WARSAW—Over the past 20 years, I’ve spent a lot of time in countries that are not democracies but would like to be. First in Central Europe and the former Soviet Union, more recently in North Africa, I’ve met many, many people who are trying to figure out how to translate that elusive, almost mystical concept, “the will of the people,” into the practical matters of government: taxation, public spending, defense, law and order, garbage collection. Over and over again, I’ve watched them construct institutions designed to make possible that translation from the mystical into the practical: parliaments, presidencies, court systems. Sooner or later, they all learn that the act of voting is a necessary but insufficient component of democracy. Without legitimate representative and executive institutions—institutions that can translate the “will of the people” into concrete policies—democracy always fails.
From my perch overseas, I’ve been watching the run-up to the government shutdown in Washington for several weeks now, and at times I have tried to explain it to bemused foreigners. Many of them think, mistakenly, that Americans are having an argument about the budget, or about the deficit. I have to put them straight: No, in fact this is an attempt by one part of the U.S.political system to stop the implementation of a single law, the Affordable Care Act—Obamacare—and to use the budgetary process in order to do so. If my interlocutors come from democratic countries, they then look puzzled.
If they read the commentary pouring out of Washington they are even more confused, as am I. What surprises me—shocks me—are the many people who have written, blogged or self-righteously tweeted about the results of various opinion polls on these events, as if they mattered. Do 47 percent of Americans oppose Obamacare? Do 73.7 percent oppose Obamacare? Do 97 percent of Republicans hate Obamacare even more than they hate death and taxes? Who cares? In a functioning democracy, it doesn’t matter what the majority happen to think at any given moment. What matters is what the legitimate, representative, legal institutions have already decided.
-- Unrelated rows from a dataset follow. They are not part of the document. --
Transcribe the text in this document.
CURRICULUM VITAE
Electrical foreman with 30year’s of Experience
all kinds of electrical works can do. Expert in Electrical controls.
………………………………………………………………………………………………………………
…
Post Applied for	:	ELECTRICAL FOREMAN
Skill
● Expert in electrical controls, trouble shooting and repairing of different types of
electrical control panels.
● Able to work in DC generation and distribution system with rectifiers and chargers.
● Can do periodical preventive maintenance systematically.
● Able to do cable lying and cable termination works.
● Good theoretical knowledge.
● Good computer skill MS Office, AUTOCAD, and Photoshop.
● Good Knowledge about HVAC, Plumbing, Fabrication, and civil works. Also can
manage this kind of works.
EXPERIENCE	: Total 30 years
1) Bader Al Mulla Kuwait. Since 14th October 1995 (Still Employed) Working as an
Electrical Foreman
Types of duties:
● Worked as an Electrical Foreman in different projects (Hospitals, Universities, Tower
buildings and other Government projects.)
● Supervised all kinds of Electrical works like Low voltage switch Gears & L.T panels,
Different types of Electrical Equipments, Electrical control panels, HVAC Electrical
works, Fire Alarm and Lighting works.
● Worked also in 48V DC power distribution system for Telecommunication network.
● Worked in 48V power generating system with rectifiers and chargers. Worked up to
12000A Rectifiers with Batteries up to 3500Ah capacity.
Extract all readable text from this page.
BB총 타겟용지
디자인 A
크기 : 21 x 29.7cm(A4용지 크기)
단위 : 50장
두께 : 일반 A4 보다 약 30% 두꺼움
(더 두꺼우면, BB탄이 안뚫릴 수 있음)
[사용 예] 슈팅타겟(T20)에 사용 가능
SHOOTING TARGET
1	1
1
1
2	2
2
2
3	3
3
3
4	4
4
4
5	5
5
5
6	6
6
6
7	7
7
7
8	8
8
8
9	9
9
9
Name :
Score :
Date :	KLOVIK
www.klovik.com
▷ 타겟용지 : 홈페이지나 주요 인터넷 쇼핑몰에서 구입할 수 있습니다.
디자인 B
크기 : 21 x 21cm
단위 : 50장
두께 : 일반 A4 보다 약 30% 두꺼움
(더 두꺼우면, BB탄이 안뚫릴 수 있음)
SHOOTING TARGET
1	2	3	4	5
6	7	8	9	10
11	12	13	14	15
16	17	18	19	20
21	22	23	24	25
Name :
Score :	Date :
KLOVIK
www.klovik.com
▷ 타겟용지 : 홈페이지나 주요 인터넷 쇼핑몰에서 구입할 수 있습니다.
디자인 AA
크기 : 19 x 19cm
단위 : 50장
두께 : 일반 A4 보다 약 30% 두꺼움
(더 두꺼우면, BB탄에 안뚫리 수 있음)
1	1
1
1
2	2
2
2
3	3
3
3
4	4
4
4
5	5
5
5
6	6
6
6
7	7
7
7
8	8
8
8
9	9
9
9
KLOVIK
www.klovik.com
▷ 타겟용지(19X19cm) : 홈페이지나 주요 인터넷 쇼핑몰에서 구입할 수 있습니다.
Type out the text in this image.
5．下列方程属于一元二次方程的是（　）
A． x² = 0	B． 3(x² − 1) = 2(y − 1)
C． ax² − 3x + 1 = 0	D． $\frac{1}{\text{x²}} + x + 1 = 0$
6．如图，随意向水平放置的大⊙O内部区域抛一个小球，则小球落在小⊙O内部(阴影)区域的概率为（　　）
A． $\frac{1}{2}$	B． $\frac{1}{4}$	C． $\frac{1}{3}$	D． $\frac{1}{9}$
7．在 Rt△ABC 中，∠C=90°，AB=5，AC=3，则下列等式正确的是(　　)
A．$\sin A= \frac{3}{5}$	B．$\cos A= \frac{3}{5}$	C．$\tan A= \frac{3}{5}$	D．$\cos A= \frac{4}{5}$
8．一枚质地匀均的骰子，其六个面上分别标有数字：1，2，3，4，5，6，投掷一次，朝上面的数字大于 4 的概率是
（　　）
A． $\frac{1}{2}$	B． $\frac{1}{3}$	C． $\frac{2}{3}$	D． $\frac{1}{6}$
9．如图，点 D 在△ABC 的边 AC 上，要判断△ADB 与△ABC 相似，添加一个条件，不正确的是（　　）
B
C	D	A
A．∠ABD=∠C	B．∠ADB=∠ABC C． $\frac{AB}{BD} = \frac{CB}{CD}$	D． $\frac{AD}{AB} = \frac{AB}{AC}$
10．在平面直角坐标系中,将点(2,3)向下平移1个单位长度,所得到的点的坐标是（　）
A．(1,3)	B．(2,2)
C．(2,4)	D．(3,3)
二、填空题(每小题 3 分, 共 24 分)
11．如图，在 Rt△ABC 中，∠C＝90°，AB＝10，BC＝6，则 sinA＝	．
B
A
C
I am not an expert on the economics of health care, and therefore I really don’t know whether Obamacare is ultimately going to be good or bad for America. I am very glad that it will help the poor and the uninsured get access to doctors, hospitals, and medicine. I’m very worried that it may be too expensive and will further extend U.S. indebtedness. But I also recognize that at this point, what I think doesn’t really matter. The Affordable Care Act passed both houses of Congress. It was signed into law by the president. It was confirmed by the Supreme Court. The president who originally sponsored the health care reform was then sent back to the White House following an election during which that reform was a major topic of debate.
Obamacare is the law, as confirmed by the executive, legislative, and judicial branches of our political system. A portion of one of those branches is therefore not now legally or morally empowered to change that law by holding other parts of the government hostage, no matter how strongly its members or their constituents feel. So how is it possible that so many Americans, including some who have been elected to Congress, no longer understand this principle, so fundamental to our entire political system, and so vitally necessary to the functioning of democracies around the world? I repeat, democracy is not designed to reflect majority opinion. It is designed to filter majority opinion through legitimate institutions and to translate it, through agreed procedures, into policy.
Plenty of people outside the U.S. understand how strange this debate has become. A couple of days ago, an Egyptian tweeted that it was “impressive how everyone in #US follows the law even in the face of extreme political vandalism by an irrational fringe. #Egypt.” His intention was ironic, but actually, he was right. In many parts of the world—in, say, Egypt—an “irrational fringe” group of politicians who tried to subvert the entire political system by overturning a law already confirmed by three branches of government would be called “insurgents” or “coup-plotters” and their behavior would lead to arrest, prison, or worse.
But because Americans, even irrational Americans, no longer use violence to achieve their goals, because this process is still just barely taking place within the outer boundaries of those institutions, and because the protagonists still observe the language if not always the spirit of the law, the result is peaceful. That is indeed impressive. But it is a narrow achievement. Americans are paying a high price for the events of this week, though they may not know it. The cost of shutting down the federal government for a few days or even a few weeks pales in comparison with the damage we are doing not only to the credibility of the United States abroad, but to the credibility of democracy itself.